The Illumina reads were mapped to the P. edulis genome sequence using HISAT240 (version 2.0.5) with default parameter settings. The Ion Torrent reads were mapped to the P. edulis genome sequence using the TMAP program (Life Technologies, USA) (version 3.4.1) with parameter settings of mapall -z -o 2 stage1 map4.

Quantification of gene expression

The featureCounts program (http://bioinf.wehi.edu.au/featureCounts/) was used to compute read counts for each gene annotated in the P. edulis genome and, based on the read counts, the RPM values were calculated.

Identification of differentially expressed genes

Genes showing RPM values ≥1 in at least one sample were defined as expressed genes. Differentially expressed genes (DEGs) were calculated using the DESeq2 program41 running in the R package, with a threshold of adjusted p < 1 × 10−3.

Functional annotation and enrichment test

To predict the functions of P. edulis genes, homology searches were performed using BLASTP (−e = 1e-5, −F = F) against entries of a known protein database (NCBI nr, ftp://ftp.ncbi.nih.gov/blast/db), TIGR Rice Genome Annotation Project (http://rice.plantbiology.msu.edu/), and the protein data present in TAIR release 10 (https://www.arabidopsis.org/). The KAAS web server (http://www.genome.jp/tools/kaas/)42 was used to map the protein sequences of P. edulis to metabolic pathways in the KEGG database. In the KEGG pathway mapping, BLAST was used as a search program and “hsa, dme, cel, ath, sce, cho, eco, nme, hpy, rpr, bsu, lla, cac, mge, mtu, ctr, bbu, syn, bth, dra, aae, mja, ape, osa, gmx, and vvi” as search organisms with the single directional best hit method. The Mercator pipeline (http://mapman.gabipd.org/web/guest)43 in the MapMan web service was used for functional classification of the protein sequences of P. edulis based on MapMan ontology44. The genes putatively encoding transcription factors in P. edulis were annotated based on protein-specific DNA binding domains using Hidden Markov models for 60 transcription factors in plants with an HMMER search45,46,47,48,49. Gene set enrichment analysis (GSEA) of DEGs for MapMan ontology and KEGG pathways was performed by Fisher’s exact test.

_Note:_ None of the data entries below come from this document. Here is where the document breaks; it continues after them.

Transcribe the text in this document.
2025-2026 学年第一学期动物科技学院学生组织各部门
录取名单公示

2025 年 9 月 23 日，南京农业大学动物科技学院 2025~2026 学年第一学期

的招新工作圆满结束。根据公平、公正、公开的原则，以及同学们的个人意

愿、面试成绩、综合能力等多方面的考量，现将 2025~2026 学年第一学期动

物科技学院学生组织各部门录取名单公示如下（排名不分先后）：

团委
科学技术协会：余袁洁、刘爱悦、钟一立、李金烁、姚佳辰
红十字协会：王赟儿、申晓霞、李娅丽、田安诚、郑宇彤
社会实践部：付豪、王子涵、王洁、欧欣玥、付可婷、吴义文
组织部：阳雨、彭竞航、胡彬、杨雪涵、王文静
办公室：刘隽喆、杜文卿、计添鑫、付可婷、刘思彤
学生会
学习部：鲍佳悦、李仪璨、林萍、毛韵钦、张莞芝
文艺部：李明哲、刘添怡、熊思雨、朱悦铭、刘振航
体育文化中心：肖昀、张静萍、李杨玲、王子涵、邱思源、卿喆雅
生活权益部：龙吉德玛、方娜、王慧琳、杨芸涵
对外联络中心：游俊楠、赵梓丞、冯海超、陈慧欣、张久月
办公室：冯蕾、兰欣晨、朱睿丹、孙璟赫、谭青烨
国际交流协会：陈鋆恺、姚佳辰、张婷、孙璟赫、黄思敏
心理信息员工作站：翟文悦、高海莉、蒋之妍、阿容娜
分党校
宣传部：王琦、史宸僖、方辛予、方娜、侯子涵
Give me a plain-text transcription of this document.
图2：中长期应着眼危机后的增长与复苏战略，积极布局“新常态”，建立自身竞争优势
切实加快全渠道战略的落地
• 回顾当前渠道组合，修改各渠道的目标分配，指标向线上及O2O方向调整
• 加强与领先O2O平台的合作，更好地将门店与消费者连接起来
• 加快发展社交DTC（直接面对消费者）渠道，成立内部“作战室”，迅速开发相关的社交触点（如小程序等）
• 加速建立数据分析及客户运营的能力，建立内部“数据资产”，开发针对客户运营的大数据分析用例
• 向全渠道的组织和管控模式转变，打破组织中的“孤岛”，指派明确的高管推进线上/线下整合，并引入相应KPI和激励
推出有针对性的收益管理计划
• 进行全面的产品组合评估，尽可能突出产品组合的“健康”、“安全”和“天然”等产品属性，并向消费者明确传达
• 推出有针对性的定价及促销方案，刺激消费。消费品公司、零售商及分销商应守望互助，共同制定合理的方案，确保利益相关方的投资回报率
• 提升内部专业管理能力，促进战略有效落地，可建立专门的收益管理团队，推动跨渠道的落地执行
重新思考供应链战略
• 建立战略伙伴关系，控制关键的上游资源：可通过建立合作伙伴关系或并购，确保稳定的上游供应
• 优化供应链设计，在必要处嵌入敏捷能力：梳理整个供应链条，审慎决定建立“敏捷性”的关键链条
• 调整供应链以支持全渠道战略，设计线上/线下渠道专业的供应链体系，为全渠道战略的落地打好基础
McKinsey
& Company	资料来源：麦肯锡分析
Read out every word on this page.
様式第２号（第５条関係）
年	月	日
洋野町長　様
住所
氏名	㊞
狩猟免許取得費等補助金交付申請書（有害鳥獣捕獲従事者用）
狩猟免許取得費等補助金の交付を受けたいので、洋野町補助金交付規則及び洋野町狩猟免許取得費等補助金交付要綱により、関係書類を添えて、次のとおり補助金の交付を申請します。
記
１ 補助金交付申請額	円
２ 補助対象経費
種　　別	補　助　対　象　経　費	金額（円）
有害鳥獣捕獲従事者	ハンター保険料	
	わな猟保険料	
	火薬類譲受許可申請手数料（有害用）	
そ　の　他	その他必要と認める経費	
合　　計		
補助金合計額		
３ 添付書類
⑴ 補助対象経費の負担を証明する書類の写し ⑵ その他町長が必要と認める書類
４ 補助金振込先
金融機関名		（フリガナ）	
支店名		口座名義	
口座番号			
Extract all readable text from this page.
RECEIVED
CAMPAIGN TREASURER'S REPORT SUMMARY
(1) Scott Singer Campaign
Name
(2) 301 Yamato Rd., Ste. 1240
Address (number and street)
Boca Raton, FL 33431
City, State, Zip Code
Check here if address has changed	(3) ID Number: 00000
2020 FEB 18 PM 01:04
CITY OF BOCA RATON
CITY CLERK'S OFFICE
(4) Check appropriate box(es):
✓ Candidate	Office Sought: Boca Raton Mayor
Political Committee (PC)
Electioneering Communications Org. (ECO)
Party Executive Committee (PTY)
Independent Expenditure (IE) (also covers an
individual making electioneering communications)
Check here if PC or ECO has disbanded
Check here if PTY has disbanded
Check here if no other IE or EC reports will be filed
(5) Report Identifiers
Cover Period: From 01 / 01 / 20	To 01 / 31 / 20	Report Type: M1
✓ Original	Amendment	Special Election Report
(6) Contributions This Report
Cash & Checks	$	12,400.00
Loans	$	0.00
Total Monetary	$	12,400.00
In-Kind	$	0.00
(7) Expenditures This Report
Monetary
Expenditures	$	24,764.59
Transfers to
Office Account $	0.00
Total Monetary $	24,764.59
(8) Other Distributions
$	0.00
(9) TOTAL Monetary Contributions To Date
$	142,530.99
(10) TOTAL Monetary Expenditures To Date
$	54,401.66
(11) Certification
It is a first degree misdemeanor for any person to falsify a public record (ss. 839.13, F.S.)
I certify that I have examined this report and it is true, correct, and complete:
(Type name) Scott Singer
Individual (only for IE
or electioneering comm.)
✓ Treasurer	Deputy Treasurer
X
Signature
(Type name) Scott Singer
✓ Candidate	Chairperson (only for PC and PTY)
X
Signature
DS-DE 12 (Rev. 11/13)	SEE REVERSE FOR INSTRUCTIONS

CE-TOFMS analysis and data processing

CE-TOFMS analysis was performed using an Agilent CE system combined with a TOFMS (Agilent Technologies, Palo Alto, CA, USA) at Human Metabolome Technologies Inc. (HMT, Japan). The samples were diluted two and five times for cation and anion analysis, respectively. Cationic metabolites were separated through a fused silica capillary (50 μm internal diameter × 80 cm length) with Cation Buffer Solution, H3301-1001 (HMT, Japan). Samples were injected at a pressure of 50 mbar for 10 s with the voltage for the CE set at 27 kV. Electrospray ionization-mass spectrometry (ESI-MS) was conducted in positive-ion mode with voltage set at 3 kV. Anionic metabolites were measured through the fused silica capillary (50 μm internal diameter × 80 cm length) with Anion Buffer Solution, H3302-1021 (HMT, Japan). Samples were injected at a pressure of 50 mbar for 25 s with the voltage for the CE set at 30 kV. The ESI-MS was conducted in the negative-ion mode with the voltage set at 3.5 kV. Mass data for the cationic and anionic metabolites were acquired in a range of 50–1,000 m/z. The data were preprocessed using MasterHands software (HMT, Japan). Each metabolite was identified based on m/z and migration time of the MS peak through database search against the HMT database, and was quantified based on the peak area. Differentially accumulated metabolites were identified with a threshold of p < 0.05 in Welch’s t-test across the sample conditions.

Data Availability

RNA-seq dataset: DDBJ Sequence Read Archive accession number DRA006159.